O presidente Jair Bolsonaro (PL) disse nesta terça-feira (25) ser injusto atribuir a ele a culpa pela alta dos combustíveis. O chefe do Executivo voltou a responsabilizar os prefeitos e governadores que adotaram o isolamento social, genericamente chamado por ele de ‘fique em casa’, pelo aumento dos preços. Para especialistas, entretanto, a medida foi e continua sendo uma das formas mais eficazes de contenção do contágio do novo coronavírus.

“As consequências do ‘fique em casa’ estão aí’. Inflação, aumento dos combustíveis. Não sou malvadão. Por mim, estaria lá em baixo o preço disso tudo. O mundo todo está sofrendo com isso. Agora, é injusto botar a culpa em mim. Quem fechou tudo, de forma irresponsável, botar a culpa em cima da gente”, afirmou ele a apoiadores em frente ao Palácio da Alvorada.
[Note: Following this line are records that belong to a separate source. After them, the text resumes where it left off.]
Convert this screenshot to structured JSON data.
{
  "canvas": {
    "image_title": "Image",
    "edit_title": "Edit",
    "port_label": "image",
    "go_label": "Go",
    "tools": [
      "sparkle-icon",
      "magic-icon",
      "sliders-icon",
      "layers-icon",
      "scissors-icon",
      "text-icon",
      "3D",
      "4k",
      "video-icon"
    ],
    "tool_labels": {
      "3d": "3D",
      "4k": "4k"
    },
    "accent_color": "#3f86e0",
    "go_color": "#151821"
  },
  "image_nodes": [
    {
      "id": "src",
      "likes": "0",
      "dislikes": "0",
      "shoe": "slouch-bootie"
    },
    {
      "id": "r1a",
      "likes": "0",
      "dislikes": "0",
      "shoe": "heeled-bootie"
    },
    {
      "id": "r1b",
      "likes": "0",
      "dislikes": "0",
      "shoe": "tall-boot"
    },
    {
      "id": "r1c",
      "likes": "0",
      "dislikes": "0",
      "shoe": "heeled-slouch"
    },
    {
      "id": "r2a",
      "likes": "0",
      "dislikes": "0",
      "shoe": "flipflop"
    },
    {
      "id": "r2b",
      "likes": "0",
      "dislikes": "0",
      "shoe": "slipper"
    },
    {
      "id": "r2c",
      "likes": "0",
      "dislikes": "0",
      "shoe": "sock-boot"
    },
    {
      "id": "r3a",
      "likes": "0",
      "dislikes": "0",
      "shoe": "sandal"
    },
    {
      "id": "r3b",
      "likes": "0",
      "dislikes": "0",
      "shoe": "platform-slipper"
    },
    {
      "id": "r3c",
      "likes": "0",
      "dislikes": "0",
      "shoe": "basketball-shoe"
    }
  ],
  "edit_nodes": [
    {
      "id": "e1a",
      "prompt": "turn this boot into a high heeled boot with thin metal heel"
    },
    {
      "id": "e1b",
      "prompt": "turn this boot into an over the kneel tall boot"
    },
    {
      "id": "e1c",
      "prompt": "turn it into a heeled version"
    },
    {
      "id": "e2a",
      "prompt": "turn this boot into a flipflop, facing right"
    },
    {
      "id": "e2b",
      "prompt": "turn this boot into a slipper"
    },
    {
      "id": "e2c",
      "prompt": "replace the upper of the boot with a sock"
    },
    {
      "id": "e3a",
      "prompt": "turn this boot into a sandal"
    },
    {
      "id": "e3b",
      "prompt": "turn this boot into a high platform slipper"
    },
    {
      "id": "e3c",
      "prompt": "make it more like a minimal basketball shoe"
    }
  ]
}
A inflação medida pelo IPCA (Indíce Nacional de Preços ao Consumidor Amplo) fechou 2021 em 10,06%, maior patamar desde 2015. A gasolina está entre os itens que mais subiram de preço. O custo médio do litro no país é de R$ 6,66, segundo levantamento semanal da ANP (Agência Nacional do Petróleo).

O último reajuste às distribuidoras foi anunciado pela Petrobras no último dia 11.  Na ocasião, a gasolina subiu 4,85%, e o diesel, 8,08%.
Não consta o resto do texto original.